Interestingly enough, economists have really been scrambling recently to figure out if they know anything at all about the economy. Economic crises are usually great for moving economic theory forward. It had gotten pretty stagnant. Everyone was buying into the same economic theories until the bottom fell out. Economists at first had no idea why things had even gone wrong.
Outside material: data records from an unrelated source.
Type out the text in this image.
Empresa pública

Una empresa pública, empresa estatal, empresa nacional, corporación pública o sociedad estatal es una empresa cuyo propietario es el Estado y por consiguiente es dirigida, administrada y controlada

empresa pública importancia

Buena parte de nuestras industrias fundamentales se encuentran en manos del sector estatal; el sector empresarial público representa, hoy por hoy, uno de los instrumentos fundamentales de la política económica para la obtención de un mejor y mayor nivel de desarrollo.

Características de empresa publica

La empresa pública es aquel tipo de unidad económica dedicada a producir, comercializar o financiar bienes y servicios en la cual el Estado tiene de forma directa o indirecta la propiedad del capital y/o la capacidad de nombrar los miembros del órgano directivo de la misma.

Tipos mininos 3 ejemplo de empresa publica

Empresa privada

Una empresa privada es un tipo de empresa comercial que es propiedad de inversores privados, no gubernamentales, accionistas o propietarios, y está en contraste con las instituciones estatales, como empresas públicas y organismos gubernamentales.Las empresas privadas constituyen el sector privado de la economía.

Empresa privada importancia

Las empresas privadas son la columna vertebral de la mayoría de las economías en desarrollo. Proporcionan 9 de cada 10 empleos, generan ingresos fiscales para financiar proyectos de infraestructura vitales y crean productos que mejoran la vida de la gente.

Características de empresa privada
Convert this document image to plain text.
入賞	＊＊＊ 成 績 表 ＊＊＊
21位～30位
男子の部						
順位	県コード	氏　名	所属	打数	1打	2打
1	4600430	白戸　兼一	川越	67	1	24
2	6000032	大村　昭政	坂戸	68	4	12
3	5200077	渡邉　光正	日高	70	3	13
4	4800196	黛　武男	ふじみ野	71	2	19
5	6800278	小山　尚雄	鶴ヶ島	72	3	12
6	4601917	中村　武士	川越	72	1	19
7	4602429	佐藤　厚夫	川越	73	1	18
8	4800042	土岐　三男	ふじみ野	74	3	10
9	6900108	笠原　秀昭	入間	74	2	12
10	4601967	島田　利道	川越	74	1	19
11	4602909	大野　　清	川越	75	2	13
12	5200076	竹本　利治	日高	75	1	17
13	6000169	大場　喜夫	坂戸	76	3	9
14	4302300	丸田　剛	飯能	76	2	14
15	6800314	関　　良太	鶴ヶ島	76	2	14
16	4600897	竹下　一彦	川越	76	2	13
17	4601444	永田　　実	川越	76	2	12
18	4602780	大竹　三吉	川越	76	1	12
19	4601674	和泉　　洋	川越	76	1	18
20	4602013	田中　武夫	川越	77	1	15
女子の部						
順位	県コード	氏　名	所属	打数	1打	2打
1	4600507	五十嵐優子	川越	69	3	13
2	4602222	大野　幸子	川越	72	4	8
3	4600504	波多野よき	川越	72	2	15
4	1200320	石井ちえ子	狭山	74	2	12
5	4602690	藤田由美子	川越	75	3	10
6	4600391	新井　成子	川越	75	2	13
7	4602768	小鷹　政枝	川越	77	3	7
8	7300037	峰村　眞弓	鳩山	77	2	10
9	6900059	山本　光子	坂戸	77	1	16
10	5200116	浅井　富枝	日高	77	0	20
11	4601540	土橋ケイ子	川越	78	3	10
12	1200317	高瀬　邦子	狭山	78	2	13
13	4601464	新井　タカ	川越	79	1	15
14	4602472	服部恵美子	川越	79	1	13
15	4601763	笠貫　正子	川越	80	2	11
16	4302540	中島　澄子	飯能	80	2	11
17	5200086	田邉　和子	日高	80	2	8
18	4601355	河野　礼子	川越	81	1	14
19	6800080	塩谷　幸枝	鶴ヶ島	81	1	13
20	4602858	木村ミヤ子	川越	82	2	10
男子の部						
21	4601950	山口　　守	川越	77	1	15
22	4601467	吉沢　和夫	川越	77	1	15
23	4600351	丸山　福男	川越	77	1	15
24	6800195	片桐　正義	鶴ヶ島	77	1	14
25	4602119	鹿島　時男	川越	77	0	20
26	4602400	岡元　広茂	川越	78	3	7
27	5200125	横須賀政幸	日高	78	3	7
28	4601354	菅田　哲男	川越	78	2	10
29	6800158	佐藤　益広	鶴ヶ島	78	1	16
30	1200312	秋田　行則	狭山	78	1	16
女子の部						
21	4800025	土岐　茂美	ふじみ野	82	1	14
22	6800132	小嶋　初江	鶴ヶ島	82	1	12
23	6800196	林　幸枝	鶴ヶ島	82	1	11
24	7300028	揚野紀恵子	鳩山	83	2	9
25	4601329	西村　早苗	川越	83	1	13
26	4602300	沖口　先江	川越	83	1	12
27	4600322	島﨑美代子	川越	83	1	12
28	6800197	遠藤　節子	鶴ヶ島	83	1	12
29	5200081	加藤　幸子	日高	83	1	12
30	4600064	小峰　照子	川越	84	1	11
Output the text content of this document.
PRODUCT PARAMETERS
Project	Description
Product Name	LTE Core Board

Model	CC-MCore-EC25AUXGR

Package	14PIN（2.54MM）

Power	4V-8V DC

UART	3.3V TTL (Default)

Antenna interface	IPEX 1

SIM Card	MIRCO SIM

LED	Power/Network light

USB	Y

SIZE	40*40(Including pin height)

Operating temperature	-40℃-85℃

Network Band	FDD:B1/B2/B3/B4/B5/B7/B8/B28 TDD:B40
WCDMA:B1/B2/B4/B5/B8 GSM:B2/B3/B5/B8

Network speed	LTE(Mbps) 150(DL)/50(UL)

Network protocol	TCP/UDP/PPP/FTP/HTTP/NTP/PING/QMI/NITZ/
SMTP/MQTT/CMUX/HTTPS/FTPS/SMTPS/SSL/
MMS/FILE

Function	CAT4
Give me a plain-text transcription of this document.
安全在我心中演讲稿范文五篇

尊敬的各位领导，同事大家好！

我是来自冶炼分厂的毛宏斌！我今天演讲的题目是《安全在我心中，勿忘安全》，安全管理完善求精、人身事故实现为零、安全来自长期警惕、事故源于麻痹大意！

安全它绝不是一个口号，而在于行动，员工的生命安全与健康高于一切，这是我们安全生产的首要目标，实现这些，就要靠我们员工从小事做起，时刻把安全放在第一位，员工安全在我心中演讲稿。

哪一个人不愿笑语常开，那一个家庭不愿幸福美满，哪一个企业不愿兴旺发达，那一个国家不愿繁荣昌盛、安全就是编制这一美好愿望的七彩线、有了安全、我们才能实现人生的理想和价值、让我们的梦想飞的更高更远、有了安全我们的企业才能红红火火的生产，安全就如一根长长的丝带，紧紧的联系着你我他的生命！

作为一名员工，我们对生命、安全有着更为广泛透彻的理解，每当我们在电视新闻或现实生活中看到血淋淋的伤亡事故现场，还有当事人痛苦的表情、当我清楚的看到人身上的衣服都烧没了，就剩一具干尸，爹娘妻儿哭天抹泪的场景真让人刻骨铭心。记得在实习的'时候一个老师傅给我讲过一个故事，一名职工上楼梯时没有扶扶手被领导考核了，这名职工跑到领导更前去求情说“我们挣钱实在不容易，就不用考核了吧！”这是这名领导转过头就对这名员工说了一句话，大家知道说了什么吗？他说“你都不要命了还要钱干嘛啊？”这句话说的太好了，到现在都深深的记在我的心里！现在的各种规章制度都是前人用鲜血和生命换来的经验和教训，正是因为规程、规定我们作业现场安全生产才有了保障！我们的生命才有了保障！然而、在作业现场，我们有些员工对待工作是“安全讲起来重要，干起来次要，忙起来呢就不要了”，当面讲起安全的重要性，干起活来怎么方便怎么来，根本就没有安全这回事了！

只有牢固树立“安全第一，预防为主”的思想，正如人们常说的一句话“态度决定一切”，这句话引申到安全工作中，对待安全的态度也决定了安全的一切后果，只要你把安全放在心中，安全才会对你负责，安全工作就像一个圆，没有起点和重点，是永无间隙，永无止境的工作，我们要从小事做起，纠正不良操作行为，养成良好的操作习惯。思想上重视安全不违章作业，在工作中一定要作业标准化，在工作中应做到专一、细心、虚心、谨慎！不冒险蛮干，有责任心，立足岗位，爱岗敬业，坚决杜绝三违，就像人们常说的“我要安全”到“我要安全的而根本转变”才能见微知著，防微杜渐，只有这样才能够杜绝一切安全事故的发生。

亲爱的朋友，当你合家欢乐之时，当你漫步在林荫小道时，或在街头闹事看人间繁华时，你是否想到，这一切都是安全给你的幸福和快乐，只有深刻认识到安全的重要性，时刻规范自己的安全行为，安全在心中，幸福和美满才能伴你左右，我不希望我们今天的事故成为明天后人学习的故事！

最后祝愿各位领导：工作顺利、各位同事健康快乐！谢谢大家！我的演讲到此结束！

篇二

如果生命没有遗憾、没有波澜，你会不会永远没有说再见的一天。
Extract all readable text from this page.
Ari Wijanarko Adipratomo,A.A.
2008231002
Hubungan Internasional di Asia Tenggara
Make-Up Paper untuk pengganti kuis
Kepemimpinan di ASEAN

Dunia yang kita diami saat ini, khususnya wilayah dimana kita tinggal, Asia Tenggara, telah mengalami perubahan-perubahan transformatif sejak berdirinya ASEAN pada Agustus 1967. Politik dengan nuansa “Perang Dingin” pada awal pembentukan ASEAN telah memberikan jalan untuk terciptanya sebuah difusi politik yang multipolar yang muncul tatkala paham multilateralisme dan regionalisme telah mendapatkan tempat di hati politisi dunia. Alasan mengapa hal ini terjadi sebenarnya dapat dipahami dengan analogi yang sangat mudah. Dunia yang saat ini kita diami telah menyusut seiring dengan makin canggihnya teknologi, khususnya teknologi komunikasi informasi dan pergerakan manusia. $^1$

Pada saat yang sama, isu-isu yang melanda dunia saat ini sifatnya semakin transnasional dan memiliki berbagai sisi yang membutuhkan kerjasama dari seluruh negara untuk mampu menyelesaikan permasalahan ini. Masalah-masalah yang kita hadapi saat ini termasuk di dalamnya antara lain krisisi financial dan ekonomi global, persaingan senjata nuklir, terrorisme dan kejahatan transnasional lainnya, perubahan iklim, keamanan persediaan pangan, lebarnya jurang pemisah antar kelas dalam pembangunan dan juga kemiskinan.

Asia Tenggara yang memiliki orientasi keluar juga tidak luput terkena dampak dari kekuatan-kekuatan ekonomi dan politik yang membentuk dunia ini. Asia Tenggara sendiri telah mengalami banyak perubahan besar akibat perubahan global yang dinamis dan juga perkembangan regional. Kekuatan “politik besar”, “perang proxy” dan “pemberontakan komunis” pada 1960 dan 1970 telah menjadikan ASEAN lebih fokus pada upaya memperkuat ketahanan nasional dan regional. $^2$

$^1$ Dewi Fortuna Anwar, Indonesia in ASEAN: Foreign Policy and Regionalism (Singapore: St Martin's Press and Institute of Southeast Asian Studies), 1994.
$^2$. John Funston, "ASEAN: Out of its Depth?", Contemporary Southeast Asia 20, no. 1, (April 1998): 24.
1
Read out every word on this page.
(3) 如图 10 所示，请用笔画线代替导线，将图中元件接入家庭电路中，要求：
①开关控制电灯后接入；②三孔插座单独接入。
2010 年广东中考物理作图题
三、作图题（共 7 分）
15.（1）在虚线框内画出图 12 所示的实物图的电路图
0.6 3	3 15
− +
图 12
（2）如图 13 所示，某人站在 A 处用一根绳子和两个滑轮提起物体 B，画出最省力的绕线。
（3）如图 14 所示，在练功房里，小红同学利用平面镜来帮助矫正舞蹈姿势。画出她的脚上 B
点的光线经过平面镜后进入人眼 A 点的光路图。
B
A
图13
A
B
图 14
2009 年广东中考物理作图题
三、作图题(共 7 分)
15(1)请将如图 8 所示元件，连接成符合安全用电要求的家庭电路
Too much activism by the Fed.
Too much reliance on the market as a rational decision maker.
Too little taxation during good economic years (keeps the bubbles from getting too big and helps the national debt).
Too little regulation and oversight of most of the economy, particularly the financial sector.
Too much overextension of credit (highly related to point #1).
Have you never listened to Ron Paul? Everything he said would happen, happened. He is not the only one who predicted this YEARS before it happened.
1.  Source?
2.  You know what they say about broken clocks...
This is before the bailouts, before Fanny and Freddy.
That was completely off topic.  It's a seven minute rant about inflation, with a couple throwaway remarks about "the housing bubble" and "the NASDAQ bubble" only as a comparison to say that "the dollar bubble" (which according to him was about to burst) would be 10x worse.  He also says we need LESS regulation on the market when there AFAIK is a general consensus that deregulation resulted in the securitization scheme that caused the housing market to collapse. 

In short, I regard that as a complete failure to prove your assertion.
So the part where he said Soon Freddy, Fanny, and the banks are going to come to congress, ask for money, and the Feds are just going to print it up and give it to them means nothing to you?

That the people who are going to get the money first when it has purchasing power is Banks, Wall-street, but when that money enters circulation, inflation is going to hit, and tax everyone, the poor the most, didn't ring a bell at all? (inflation is on the rise, and won't stop for some time)

How about the part where soon the US is going to try to centrally regulate the economy, and that it's not going to work?

I guess you and I watched a different video.

(1) He said: 
...
Because at the rate we're going, we resort daily on inflating the money supply:  no matter who gets into trouble, the federal reserve opens up the line of credit, the banks come, freddie mac, fannie mae come, and also the congress goes to the fed, we run up the deficits -- all the pressure is put on the dollar. 

And in the last 35 years or so, since the breakdown of (brettin woods??) agreement, we have had a buildup of a dollar bubble.  We've heard about the housing bubble, and the NASDAQ bubble, and the various bubbles that burst and then we go through a period of suffering.  But what we're witnessing now is the beginning of the bursting of the dollar bubble, where there's loss of confidence.  We can't get away with continuing to just create new money. 
...

(my own transcription)

To argue after the fact that he was referring to a bailout is ... not something that I will believe without more an example of something more specific.  Greenspan's Fed made a habit of lowering interest rates everytime clouds covered up the sun, let alone if there was rain.  What makes you so sure he wasn't referring to this or some other thing? 

(2) I understood that to be referring to the general "use it or lose it" phenomenon of money in an inflating environment.  Spending, investing, etc. and the only ones that really lose are those who put it in a mattress or otherwise earn a return smaller than inflation on their money.  This would not be specifically referring to 'banks get the money, then businesses, and so on until the poor are left with inflated dregs'. 

(3) Ron Paul has, unless I am greatly mistaken, been on about encroaching govenment power for DECADES.  Does that make him right when it actually happens?  Yes.  Should I be amazed at his wisdom?  No. 

P.S.  Thanks for telling me where to find the tiny, tiny relevant parts in the seven minute speech.